Anforderungen an eine Berufungsbegründung

Eine Berufungsbegründung muss nicht als solche bezeichnet werden, es muss nur erkennbar sein, dass die Ausführungen die Berufung begründen sollen. Eine Verwerfung der Berufung entgegen dieses Grundsatzes verletzt nach Ansicht des Bundesgerichtshofs das rechtliche Gehör und den effektiven Rechtsschutz der Partei. Der BGH verlangt aber darüber hinaus eine gesetzmäßige Begründung der Berufung, um sie als zulässig zu betrachten.

Berufung begründet oder nicht?

Eine Vermieterin verklagte ihre Mieterin auf Räumung und gewann den Prozess vor dem Amtsgericht Mülheim an der Ruhr. Noch am Tag der Zustellung des Urteils erhob die Mieterin durch ihren Anwalt Berufung und beantragte Vollstreckungsschutz. Im Anschluss an die Anträge erklärte der Prozessbevollmächtigte auf wenigen Zeilen sinngemäß, dass die Mieterin unter schweren Depressionen leide und krankheitsbedingt die Wohnung trotz guten Willens nicht ordnungsgemäß herausgeben könne. Er kündigte eine "weitere Begründung" an, die aber nicht erfolgte. Auf Hinweis des Landgerichts Duisburg, dass keine Begründung eingegangen sei, antwortete der Anwalt, die ersten Zeilen seien die Begründung gewesen, weitere Ausführungen hätten sich "als entbehrlich" erwiesen. Das Gericht verwarf die Berufung als unzulässig, weil sie nicht begründet worden sei. Daraufhin erhob die Mieterin Rechtsbeschwerde zum Bundesgerichtshof – im Ergebnis ohne Erfolg.

Landgericht hat rechtliches Gehör versagt

Die Karlsruher Richter hoben hervor, dass eine Berufungsbegründung nach § 522 Abs. 1 Satz 2 ZPO nicht unbedingt als "Begründung" bezeichnet werden muss, um als solche erkannt zu werden. Im Zweifel sei stets das gewollt, was vernünftig ist. Deshalb hätte das LG Duisburg in Betracht ziehen müssen, dass der Text unter den Anträgen eine Begründung sowohl für den Vollstreckungsschutzantrag als auch für die Berufung ist. Dafür spreche das Fehlen von Sinnabschnitten, die sich ausdrücklich auf die Anträge beziehen würden. Der Inhalt der Ausführungen kann nach Ansicht der Bundesrichter auch auf das angegriffene Räumungsurteil bezogen werden. Die Rechtsbeschwerde sei damit zulässig, weil das LG der Mieterin sowohl das rechtliche Gehör als auch den effektiven Rechtsschutz versagt habe.

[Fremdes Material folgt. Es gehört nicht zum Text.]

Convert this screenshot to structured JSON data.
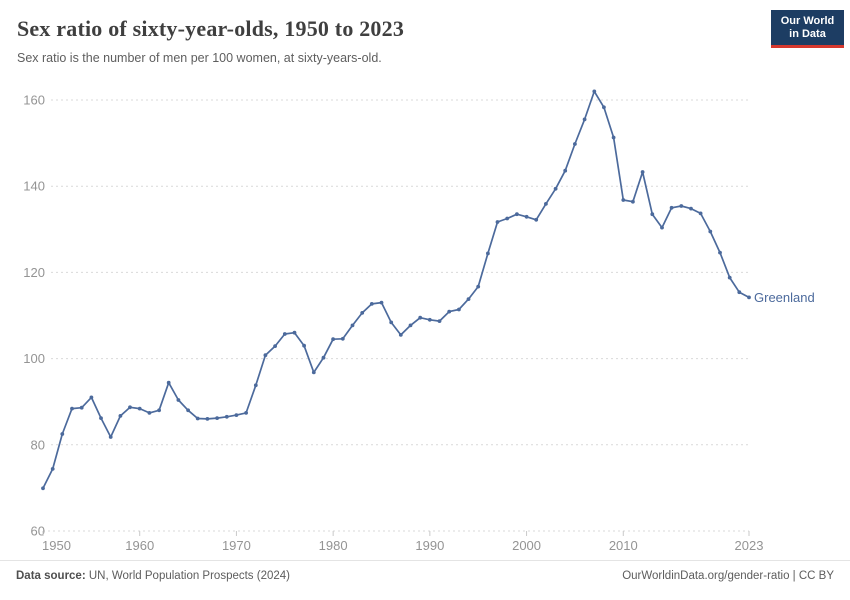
{
  "logo": {
    "line1": "Our World",
    "line2": "in Data"
  },
  "footer": {
    "source_label": "Data source:",
    "source": " UN, World Population Prospects (2024)",
    "link": "OurWorldinData.org/gender-ratio",
    "license": " | CC BY"
  },
  "chart_data": {
    "type": "line",
    "title": "Sex ratio of sixty-year-olds, 1950 to 2023",
    "subtitle": "Sex ratio is the number of men per 100 women, at sixty-years-old.",
    "entity": "Greenland",
    "xlim": [
      1950,
      2023
    ],
    "ylim": [
      60,
      160
    ],
    "yticks": [
      60,
      80,
      100,
      120,
      140,
      160
    ],
    "xticks": [
      1950,
      1960,
      1970,
      1980,
      1990,
      2000,
      2010,
      2023
    ],
    "grid": "horizontal-dashed",
    "line_color": "#4c6a9c",
    "tick_color": "#949494",
    "grid_color": "#d9d9d9",
    "years": [
      1950,
      1951,
      1952,
      1953,
      1954,
      1955,
      1956,
      1957,
      1958,
      1959,
      1960,
      1961,
      1962,
      1963,
      1964,
      1965,
      1966,
      1967,
      1968,
      1969,
      1970,
      1971,
      1972,
      1973,
      1974,
      1975,
      1976,
      1977,
      1978,
      1979,
      1980,
      1981,
      1982,
      1983,
      1984,
      1985,
      1986,
      1987,
      1988,
      1989,
      1990,
      1991,
      1992,
      1993,
      1994,
      1995,
      1996,
      1997,
      1998,
      1999,
      2000,
      2001,
      2002,
      2003,
      2004,
      2005,
      2006,
      2007,
      2008,
      2009,
      2010,
      2011,
      2012,
      2013,
      2014,
      2015,
      2016,
      2017,
      2018,
      2019,
      2020,
      2021,
      2022,
      2023
    ],
    "series": [
      {
        "name": "Greenland",
        "color": "#4c6a9c",
        "values": [
          69.9,
          74.4,
          82.5,
          88.4,
          88.6,
          91.0,
          86.2,
          81.8,
          86.7,
          88.7,
          88.4,
          87.4,
          88.0,
          94.4,
          90.4,
          88.0,
          86.1,
          86.0,
          86.2,
          86.5,
          86.9,
          87.4,
          93.8,
          100.8,
          102.9,
          105.7,
          106.0,
          103.0,
          96.8,
          100.2,
          104.5,
          104.6,
          107.7,
          110.6,
          112.7,
          113.0,
          108.4,
          105.5,
          107.7,
          109.5,
          109.0,
          108.7,
          110.9,
          111.4,
          113.8,
          116.7,
          124.4,
          131.7,
          132.5,
          133.5,
          132.9,
          132.2,
          135.9,
          139.4,
          143.6,
          149.8,
          155.5,
          162.0,
          158.3,
          151.3,
          136.8,
          136.4,
          143.3,
          133.5,
          130.4,
          135.0,
          135.4,
          134.8,
          133.7,
          129.5,
          124.6,
          118.8,
          115.4,
          114.2
        ]
      }
    ]
  }
}
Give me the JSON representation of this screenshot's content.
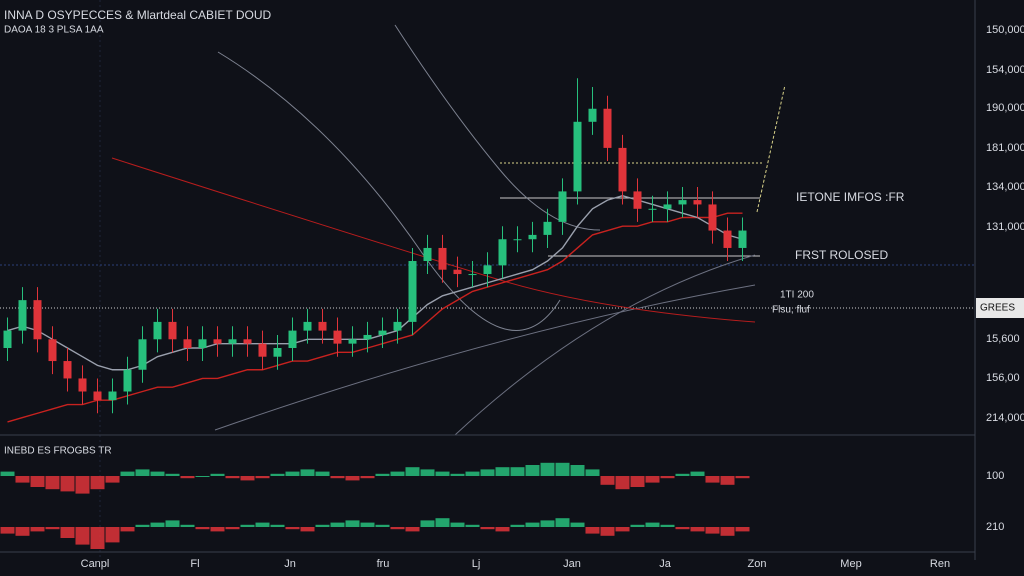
{
  "chart_data": {
    "type": "candlestick",
    "title": "INNA D OSYPECCES & Mlartdeal CABIET DOUD",
    "subtitle": "DAOA 18 3 PLSA 1AA",
    "ylim": [
      0,
      100
    ],
    "up_color": "#27c07d",
    "down_color": "#e0343a",
    "open": [
      20,
      24,
      31,
      22,
      17,
      13,
      10,
      8,
      10,
      15,
      22,
      26,
      22,
      20,
      22,
      21,
      22,
      21,
      18,
      20,
      24,
      26,
      24,
      21,
      22,
      23,
      24,
      26,
      40,
      43,
      38,
      37,
      37,
      39,
      45,
      45,
      46,
      49,
      56,
      72,
      75,
      66,
      56,
      52,
      52,
      53,
      54,
      53,
      47,
      43
    ],
    "high": [
      27,
      34,
      34,
      25,
      20,
      16,
      13,
      13,
      18,
      25,
      29,
      29,
      25,
      25,
      25,
      25,
      25,
      24,
      23,
      27,
      29,
      29,
      27,
      25,
      26,
      27,
      29,
      43,
      46,
      46,
      41,
      40,
      42,
      48,
      48,
      49,
      52,
      59,
      82,
      80,
      78,
      69,
      59,
      55,
      56,
      57,
      57,
      56,
      50,
      50
    ],
    "low": [
      17,
      21,
      19,
      14,
      10,
      7,
      5,
      5,
      7,
      12,
      19,
      19,
      17,
      17,
      18,
      18,
      18,
      15,
      15,
      17,
      21,
      21,
      18,
      18,
      19,
      20,
      21,
      23,
      37,
      35,
      34,
      34,
      34,
      36,
      42,
      42,
      43,
      46,
      53,
      69,
      63,
      53,
      49,
      49,
      49,
      50,
      50,
      44,
      40,
      40
    ],
    "close": [
      24,
      31,
      22,
      17,
      13,
      10,
      8,
      10,
      15,
      22,
      26,
      22,
      20,
      22,
      21,
      22,
      21,
      18,
      20,
      24,
      26,
      24,
      21,
      22,
      23,
      24,
      26,
      40,
      43,
      38,
      37,
      37,
      39,
      45,
      45,
      46,
      49,
      56,
      72,
      75,
      66,
      56,
      52,
      52,
      53,
      54,
      53,
      47,
      43,
      47
    ],
    "ma": [
      {
        "color": "#c8221f",
        "values": [
          3,
          4,
          5,
          6,
          7,
          7,
          8,
          8,
          9,
          10,
          11,
          11,
          12,
          13,
          13,
          14,
          15,
          15,
          16,
          17,
          17,
          18,
          19,
          19,
          20,
          21,
          22,
          23,
          26,
          29,
          31,
          33,
          34,
          35,
          36,
          37,
          38,
          40,
          43,
          46,
          47,
          48,
          48,
          49,
          49,
          50,
          50,
          50,
          51,
          51
        ]
      },
      {
        "color": "#9aa0ad",
        "values": [
          24,
          25,
          24,
          22,
          20,
          18,
          16,
          15,
          15,
          16,
          18,
          19,
          20,
          20,
          21,
          21,
          21,
          21,
          21,
          21,
          22,
          22,
          22,
          22,
          22,
          23,
          24,
          27,
          30,
          32,
          33,
          34,
          35,
          36,
          37,
          38,
          40,
          43,
          48,
          52,
          54,
          55,
          54,
          53,
          52,
          51,
          50,
          48,
          46,
          45
        ]
      }
    ],
    "y_labels": [
      "150,000",
      "154,000",
      "190,000",
      "181,000",
      "134,000",
      "131,000",
      "15,600",
      "156,00",
      "214,000"
    ],
    "tag": "GREES",
    "annotations": [
      "IETONE IMFOS :FR",
      "FRST ROLOSED",
      "1TI 200",
      "Flsu, fluf"
    ],
    "x_labels": [
      "Canpl",
      "Fl",
      "Jn",
      "fru",
      "Lj",
      "Jan",
      "Ja",
      "Zon",
      "Mep",
      "Ren"
    ],
    "indicator": {
      "label": "INEBD ES FROGBS TR",
      "ylim": [
        -10,
        10
      ],
      "axis_labels": [
        "100",
        "210"
      ],
      "panels": [
        [
          2,
          -3,
          -5,
          -6,
          -7,
          -8,
          -6,
          -3,
          2,
          3,
          2,
          1,
          -1,
          0,
          1,
          -1,
          -2,
          -1,
          1,
          2,
          3,
          2,
          -1,
          -2,
          -1,
          1,
          2,
          4,
          3,
          2,
          1,
          2,
          3,
          4,
          4,
          5,
          6,
          6,
          5,
          3,
          -4,
          -6,
          -5,
          -3,
          -1,
          1,
          2,
          -3,
          -4,
          -1
        ],
        [
          -3,
          -4,
          -2,
          -1,
          -5,
          -8,
          -10,
          -7,
          -2,
          1,
          2,
          3,
          1,
          -1,
          -2,
          -1,
          1,
          2,
          1,
          -1,
          -2,
          1,
          2,
          3,
          2,
          1,
          -1,
          -2,
          3,
          4,
          2,
          1,
          -1,
          -2,
          1,
          2,
          3,
          4,
          2,
          -3,
          -4,
          -2,
          1,
          2,
          1,
          -1,
          -2,
          -3,
          -4,
          -2
        ]
      ]
    }
  }
}
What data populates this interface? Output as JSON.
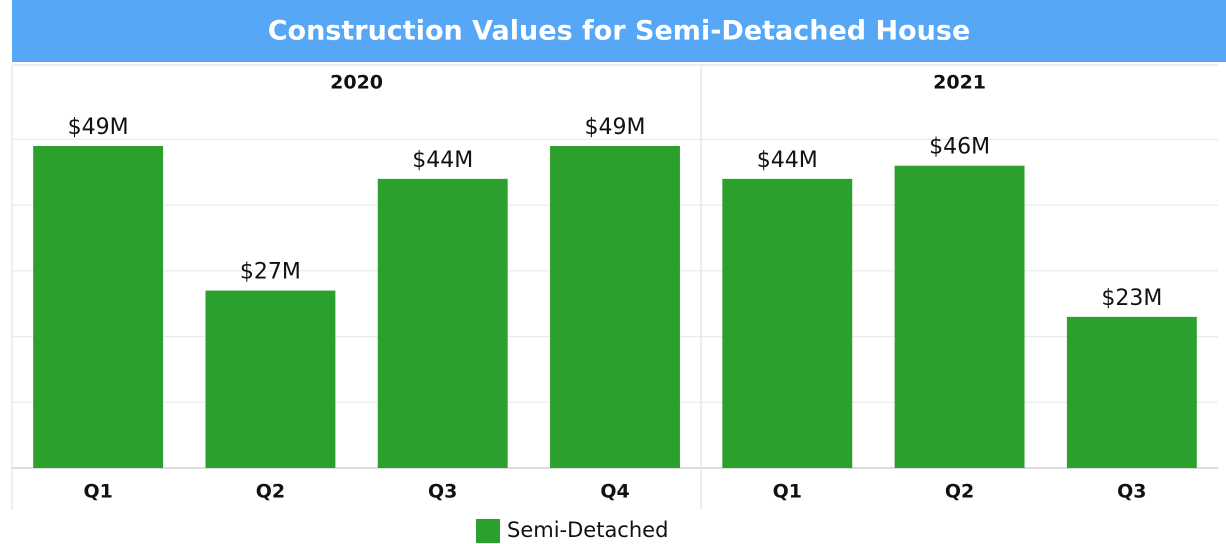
{
  "chart_data": {
    "type": "bar",
    "title": "Construction Values for Semi-Detached House",
    "panels": [
      {
        "label": "2020",
        "categories": [
          "Q1",
          "Q2",
          "Q3",
          "Q4"
        ],
        "values": [
          49,
          27,
          44,
          49
        ],
        "value_labels": [
          "$49M",
          "$27M",
          "$44M",
          "$49M"
        ]
      },
      {
        "label": "2021",
        "categories": [
          "Q1",
          "Q2",
          "Q3"
        ],
        "values": [
          44,
          46,
          23
        ],
        "value_labels": [
          "$44M",
          "$46M",
          "$23M"
        ]
      }
    ],
    "series_name": "Semi-Detached",
    "color": "#2ca02c",
    "ylim": [
      0,
      56
    ],
    "yticks": [
      0,
      10,
      20,
      30,
      40,
      50
    ],
    "grid": true
  }
}
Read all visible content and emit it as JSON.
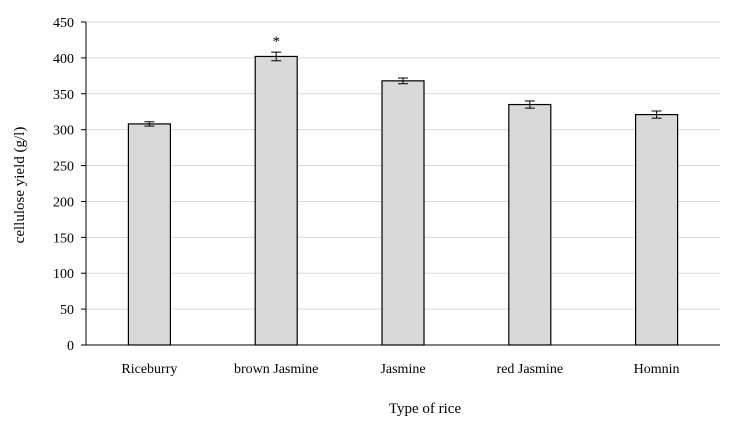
{
  "chart_data": {
    "type": "bar",
    "xlabel": "Type of rice",
    "ylabel": "cellulose yield (g/l)",
    "ylim": [
      0,
      450
    ],
    "yticks": [
      0,
      50,
      100,
      150,
      200,
      250,
      300,
      350,
      400,
      450
    ],
    "grid": true,
    "categories": [
      "Riceburry",
      "brown Jasmine",
      "Jasmine",
      "red Jasmine",
      "Homnin"
    ],
    "values": [
      308,
      402,
      368,
      335,
      321
    ],
    "errors": [
      3,
      6,
      4,
      5,
      5
    ],
    "annotations": [
      {
        "category": "brown Jasmine",
        "text": "*"
      }
    ],
    "colors": {
      "bar_fill": "#d9d9d9",
      "bar_stroke": "#000000",
      "grid": "#d9d9d9",
      "axis": "#000000"
    }
  }
}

Berufung war trotzdem unzulässig

Die Ausführungen unter den Anträgen genügten dem VIII. Zivilsenat zufolge aber den Anforderungen des § 520 Abs. 3 Satz 2 Nr. 2 und 3 ZPO nicht: Die Begründung hätte danach konkret ausführen müssen, worin die Mieterin die Richtigkeit oder Vollständigkeit der Feststellungen im Urteil bezweifle. Auch fehlte eine Bezeichnung der Umstände, aus denen sich aus dem Urteil eine Rechtsverletzung ergebe. Eine bloße Krankheitsbeschreibung lasse einen Bezug zu dem erstinstanzlichen Urteil nicht erkennen: Es sei noch nicht einmal ersichtlich, ob die Berufung das Fehlen oder nur die fehlerhafte Gewichtung dieses Umstandes rüge.

BGH, Beschluss vom 13.12.2022 - VIII ZB 43/22

Redaktion beck-aktuell, 27. Januar 2023.